Funcionaria de Colima deja su cargo tras denunciar ser víctima de violencia de género

La secretaria de Movilidad, Gisela Méndez acusa que recibió agresiones físicas, verbales, amenazas y calumnias durante su administración, principalmente por parte del sector transportista.

Funcionaria de Colima deja su cargo tras denunciar ser víctima de violencia de género
Gisela Méndez, exsecretaria de Movilidad de Colima. @gismendez

El 11 de febrero de 2016, la arquitecta Gisela Méndez asumió el cargo de titular de la Secretaria de Movilidad en el estado de Colima. Poco más de dos años después, se vio forzada a renunciar tras ser víctima de lo que ella denuncia como violencia de género, principalmente por parte de los integrantes del sector transportista.

“He tenido que soportar agresiones físicas, verbales, amenazas, calumnias que no solo han tocado mi labor profesional pero también la personal”, señaló la exfuncionaria este sábado a través de un comunicado.

En entrevista para Animal Político, Gisela explicó que dichas agresiones las recibió desde el primer día en que comenzó su gestión.

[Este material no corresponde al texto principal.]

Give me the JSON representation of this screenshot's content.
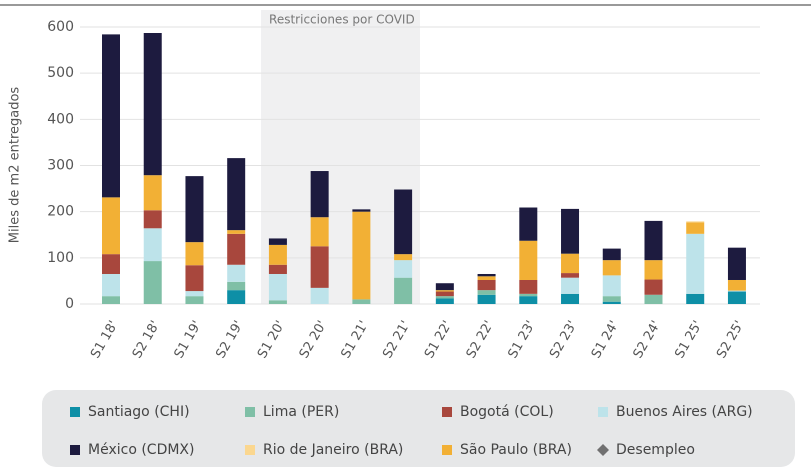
{
  "chart_data": {
    "type": "stacked_bar",
    "y_label": "Miles de m2 entregados",
    "annotation": {
      "text": "Restricciones por COVID",
      "from": "S1 20'",
      "to": "S2 21'"
    },
    "categories": [
      "S1 18'",
      "S2 18'",
      "S1 19'",
      "S2 19'",
      "S1 20'",
      "S2 20'",
      "S1 21'",
      "S2 21'",
      "S1 22'",
      "S2 22'",
      "S1 23'",
      "S2 23'",
      "S1 24'",
      "S2 24'",
      "S1 25'",
      "S2 25'"
    ],
    "series": [
      {
        "name": "Santiago (CHI)",
        "color": "#0e8fa6",
        "values": [
          0,
          0,
          0,
          30,
          0,
          0,
          0,
          0,
          12,
          20,
          17,
          22,
          5,
          0,
          22,
          27
        ]
      },
      {
        "name": "Lima (PER)",
        "color": "#7fbfa6",
        "values": [
          17,
          93,
          17,
          18,
          8,
          0,
          10,
          57,
          5,
          10,
          5,
          0,
          12,
          20,
          0,
          0
        ]
      },
      {
        "name": "Buenos Aires (ARG)",
        "color": "#bde3ea",
        "values": [
          48,
          71,
          11,
          37,
          57,
          35,
          0,
          38,
          0,
          0,
          0,
          35,
          45,
          0,
          130,
          2
        ]
      },
      {
        "name": "Bogotá (COL)",
        "color": "#a8473d",
        "values": [
          43,
          39,
          56,
          67,
          20,
          90,
          0,
          0,
          10,
          22,
          30,
          10,
          0,
          33,
          0,
          0
        ]
      },
      {
        "name": "São Paulo (BRA)",
        "color": "#f2b035",
        "values": [
          123,
          76,
          50,
          8,
          43,
          63,
          190,
          13,
          3,
          8,
          85,
          42,
          33,
          42,
          25,
          23
        ]
      },
      {
        "name": "Rio de Janeiro (BRA)",
        "color": "#fbd78f",
        "values": [
          0,
          0,
          0,
          0,
          0,
          0,
          0,
          0,
          0,
          0,
          0,
          0,
          0,
          0,
          2,
          0
        ]
      },
      {
        "name": "México (CDMX)",
        "color": "#1d1b3f",
        "values": [
          353,
          308,
          143,
          156,
          14,
          100,
          5,
          140,
          15,
          5,
          72,
          97,
          25,
          85,
          0,
          70
        ]
      },
      {
        "name": "Desempleo",
        "color": "#707070",
        "marker": "diamond",
        "values": [
          null,
          null,
          null,
          null,
          null,
          null,
          null,
          null,
          null,
          null,
          null,
          null,
          null,
          null,
          null,
          null
        ]
      }
    ],
    "ylim": [
      0,
      600
    ],
    "yticks": [
      0,
      100,
      200,
      300,
      400,
      500,
      600
    ],
    "grid": true
  }
}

“En Colima se tiene una sociedad mucho más machista. Desde el día uno yo fui desacreditada por ser mujer, además el sector transportista es un sector muy masculino y cuando tienen a una mujer al frente, para ellos es un golpe muy duro y por ello desde el inicio fui descalificada, decían que sería una decepción y que no iba a poder con el cargo”, comentó.

No solo fue atacada por el sector, sino que, asegura, también los periodistas locales y la opinión pública cuestionaban su capacidad por el simple hecho de ser mujer.

Gisela señaló que a pesar de los obstáculos, logró avances importantes en el tema de movilidad para el estado, pues contó con el apoyo de su equipo y del gobernador de la entidad, José Ignacio Peralta, quien desde el inicio supo la situación que enfrentaba.

“Entre más cosas lográbamos y demostrábamos que nuestras decisiones eran las correctas, más nos descalificaban y atacaban. Así fue como iniciaron las calumnias y las amenazas, no solo contra mí, sino también contra mi equipo y mi familia”, narró Gisela.

Recordó que realizar su trabajo era difícil pues los líderes transportistas y concesionarios se negaban a negociar ciertas acciones que ella planteaba.

La agresión física más grave que recibió Gisela, fue en junio de 2017, cuando la dependencia entregó concesiones para taxistas.

Un grupo de taxistas se inconformó ya que cambió el proceso para obtenerlas. “En administraciones anteriores ellos podían sobornar a las autoridades y conseguirlas, pero eso lo cambiamos nosotros”, comentó.

Con la intención de tranquilizarlos Gisela recibió a cada uno de los inconformes en su oficina. Uno de los taxistas aprovechó estar a solas con ella e intento agredirla, sujetándola del cuello.

“Yo me defendí de manera violenta pues sentí que mi vida estaba en peligro. La agresión no pasó a más e informé al gobernador”. Desde ese día, el mandatario José Ignacio Peralta, puso a disposición de Gisela y su equipo un cuerpo de seguridad.

Sin embargo esa agresión física no se denunció. “No hubo acciones legales, recuerdo el rostro del taxista pero fue un momento de shock y no recuerdo su nombre y no hice una denuncia”, acota.

Después de esta agresión, un usuario de redes sociales amenazó su vida y decidió denunciarlo ante la Procuraduría General del Estado.

“En una nota de un portal de noticias una persona hizo una invitación para que me mataran por lo que denuncié los hechos. Seguí el proceso establecido por la Procuraduría, fui sometida a la evaluación psicológica, pero desconozco en qué se encuentre el proceso”, detalla.

A pesar de que las agresiones en su contra eran constantes y visibles, Gisela considera que una de las razones por las que no se toman acciones es porque en el estado, como en muchas partes del país, se tiene una percepción generalizada de que “la situación contra las mujeres en la política, así es y hay que aguantarla”.

Lamenta que por el simple hecho de ser mujer no pueda desempeñarse en su trabajo.

Respecto a su renuncia y las razones presentadas, Gisela comenta que el gobernador del estado no emitió respuesta alguna y aceptó su salida. “Creo que es difícil tener empatía desde el otro lado y entender la situación que uno vive”.

Considera que la mejor manera de acabar con este tipo de casos es darlos a conocer y denunciarlos.

Ante la salida de Gisela, el viernes pasado el gobernador, Ignacio Peralta Sánchez, designó a José Belisario Arrayales López como nuevo secretario de Movilidad.